With no ability to persuade the young and the healthy to buy policies, the state’s premiums have long been among the highest in the nation. “If there was any state that the A.C.A. could bring rates down, it was New York,” said Timothy Jost, a law professor at Washington and Lee University who closely follows the federal law.
Mr. Jost and other policy experts say the new health exchanges appear to be creating sufficient competition, particularly in states that have embraced the exchanges and are trying to create a marketplace that allows consumers to shop easily.
“That’s a very different dynamic for these companies, and it’s prodding them to be more aggressive and competitive in their pricing,” said Sabrina Corlette, a professor at Georgetown University’s Center on Health Insurance Reform.

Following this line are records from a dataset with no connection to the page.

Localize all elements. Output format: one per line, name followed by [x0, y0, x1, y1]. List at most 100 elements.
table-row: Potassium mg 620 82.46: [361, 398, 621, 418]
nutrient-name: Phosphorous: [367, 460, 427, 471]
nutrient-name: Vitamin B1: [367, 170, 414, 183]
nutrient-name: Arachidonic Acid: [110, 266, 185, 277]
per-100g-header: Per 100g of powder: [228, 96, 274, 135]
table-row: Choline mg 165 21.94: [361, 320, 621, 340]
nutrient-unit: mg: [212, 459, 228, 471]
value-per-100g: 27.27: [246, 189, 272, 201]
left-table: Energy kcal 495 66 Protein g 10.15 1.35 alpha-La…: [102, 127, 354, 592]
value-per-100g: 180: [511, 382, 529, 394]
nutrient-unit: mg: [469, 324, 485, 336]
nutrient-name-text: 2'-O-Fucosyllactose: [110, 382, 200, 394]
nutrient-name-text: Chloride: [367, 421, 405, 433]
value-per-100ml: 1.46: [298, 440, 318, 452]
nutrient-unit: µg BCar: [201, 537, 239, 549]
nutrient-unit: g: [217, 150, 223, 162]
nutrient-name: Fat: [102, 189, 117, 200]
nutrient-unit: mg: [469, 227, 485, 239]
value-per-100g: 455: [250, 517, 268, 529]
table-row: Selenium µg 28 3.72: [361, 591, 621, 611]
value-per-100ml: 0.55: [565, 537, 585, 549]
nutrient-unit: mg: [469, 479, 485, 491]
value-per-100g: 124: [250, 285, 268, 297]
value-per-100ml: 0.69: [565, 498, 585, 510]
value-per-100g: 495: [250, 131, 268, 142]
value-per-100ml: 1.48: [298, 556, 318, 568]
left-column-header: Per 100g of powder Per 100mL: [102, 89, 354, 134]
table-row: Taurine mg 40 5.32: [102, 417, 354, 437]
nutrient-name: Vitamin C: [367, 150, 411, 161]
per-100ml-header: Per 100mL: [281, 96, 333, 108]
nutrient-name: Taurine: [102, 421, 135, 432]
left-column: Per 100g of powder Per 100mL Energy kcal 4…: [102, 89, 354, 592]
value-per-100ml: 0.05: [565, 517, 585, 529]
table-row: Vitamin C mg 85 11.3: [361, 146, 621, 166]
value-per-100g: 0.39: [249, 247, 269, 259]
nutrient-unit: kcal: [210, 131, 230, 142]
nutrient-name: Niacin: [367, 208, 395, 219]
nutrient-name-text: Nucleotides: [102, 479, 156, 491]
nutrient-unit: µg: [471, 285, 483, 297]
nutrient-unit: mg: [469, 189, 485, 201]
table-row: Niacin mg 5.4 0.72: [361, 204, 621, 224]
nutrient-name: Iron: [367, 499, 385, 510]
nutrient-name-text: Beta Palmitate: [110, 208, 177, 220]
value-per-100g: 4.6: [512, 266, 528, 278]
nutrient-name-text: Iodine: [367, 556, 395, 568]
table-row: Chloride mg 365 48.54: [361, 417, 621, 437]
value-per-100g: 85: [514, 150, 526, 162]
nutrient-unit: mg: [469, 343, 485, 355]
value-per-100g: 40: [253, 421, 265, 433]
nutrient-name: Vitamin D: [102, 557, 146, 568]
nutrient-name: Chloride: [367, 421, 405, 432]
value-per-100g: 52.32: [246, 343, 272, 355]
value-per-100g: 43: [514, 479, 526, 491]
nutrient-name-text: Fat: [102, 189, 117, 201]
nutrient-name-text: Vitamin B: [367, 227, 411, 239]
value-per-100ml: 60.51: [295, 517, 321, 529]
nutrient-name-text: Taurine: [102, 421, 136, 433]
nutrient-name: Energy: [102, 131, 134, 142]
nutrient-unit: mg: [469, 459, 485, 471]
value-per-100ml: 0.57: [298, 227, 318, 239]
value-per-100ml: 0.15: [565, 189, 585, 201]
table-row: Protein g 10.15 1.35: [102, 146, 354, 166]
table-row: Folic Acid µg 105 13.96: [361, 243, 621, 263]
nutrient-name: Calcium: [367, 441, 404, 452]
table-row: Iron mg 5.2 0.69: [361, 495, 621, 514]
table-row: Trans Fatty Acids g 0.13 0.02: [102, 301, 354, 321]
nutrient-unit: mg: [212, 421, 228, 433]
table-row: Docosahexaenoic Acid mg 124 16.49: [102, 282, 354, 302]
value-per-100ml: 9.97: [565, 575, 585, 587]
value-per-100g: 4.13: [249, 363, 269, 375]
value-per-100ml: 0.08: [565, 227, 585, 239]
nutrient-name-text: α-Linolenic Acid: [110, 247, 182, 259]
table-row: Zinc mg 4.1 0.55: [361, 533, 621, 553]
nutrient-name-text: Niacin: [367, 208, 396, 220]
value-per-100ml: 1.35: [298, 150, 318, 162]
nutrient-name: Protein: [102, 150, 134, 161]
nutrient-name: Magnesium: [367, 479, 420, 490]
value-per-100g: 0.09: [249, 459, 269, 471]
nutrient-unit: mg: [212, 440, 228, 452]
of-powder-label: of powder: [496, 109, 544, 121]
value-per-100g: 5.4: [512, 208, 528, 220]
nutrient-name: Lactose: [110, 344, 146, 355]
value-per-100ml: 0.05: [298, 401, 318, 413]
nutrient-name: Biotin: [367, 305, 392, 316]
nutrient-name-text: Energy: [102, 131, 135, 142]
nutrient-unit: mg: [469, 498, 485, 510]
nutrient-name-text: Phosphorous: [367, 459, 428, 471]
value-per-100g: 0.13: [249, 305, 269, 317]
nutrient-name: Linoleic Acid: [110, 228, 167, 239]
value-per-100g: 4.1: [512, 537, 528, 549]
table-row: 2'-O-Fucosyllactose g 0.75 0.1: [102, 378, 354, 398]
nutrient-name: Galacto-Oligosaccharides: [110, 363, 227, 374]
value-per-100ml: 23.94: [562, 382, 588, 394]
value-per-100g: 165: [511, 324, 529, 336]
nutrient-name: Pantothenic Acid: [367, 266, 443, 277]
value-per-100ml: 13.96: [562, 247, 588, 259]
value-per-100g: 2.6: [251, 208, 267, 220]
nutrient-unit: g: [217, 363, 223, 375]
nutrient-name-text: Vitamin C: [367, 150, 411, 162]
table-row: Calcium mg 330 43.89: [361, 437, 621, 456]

But some consumers may still find the prices and plans disappointing. Jerry Ball, 46, who owns a recycling business in Queens, said the cost of covering his family increased so rapidly in the last few years that he had to scale back their coverage. Still, he pays nearly $18,000 a year for a high-deductible policy for a family of three.
He said he would be reluctant to part ways with his insurer, Oxford, and was disappointed that even the least expensive Oxford plan being offered next year would cost about as much as he pays now.
With another plan, he said: “Will I be able to maintain my doctors? I’m concerned that some of the better doctors aren’t going to take health insurance.”
He acknowledged that the new law would allow him for the first time to easily switch plans, but it is still hard for him to believe it guarantees coverage for pre-existing conditions. “I have to be careful. I can’t be denied coverage, right?” he asked.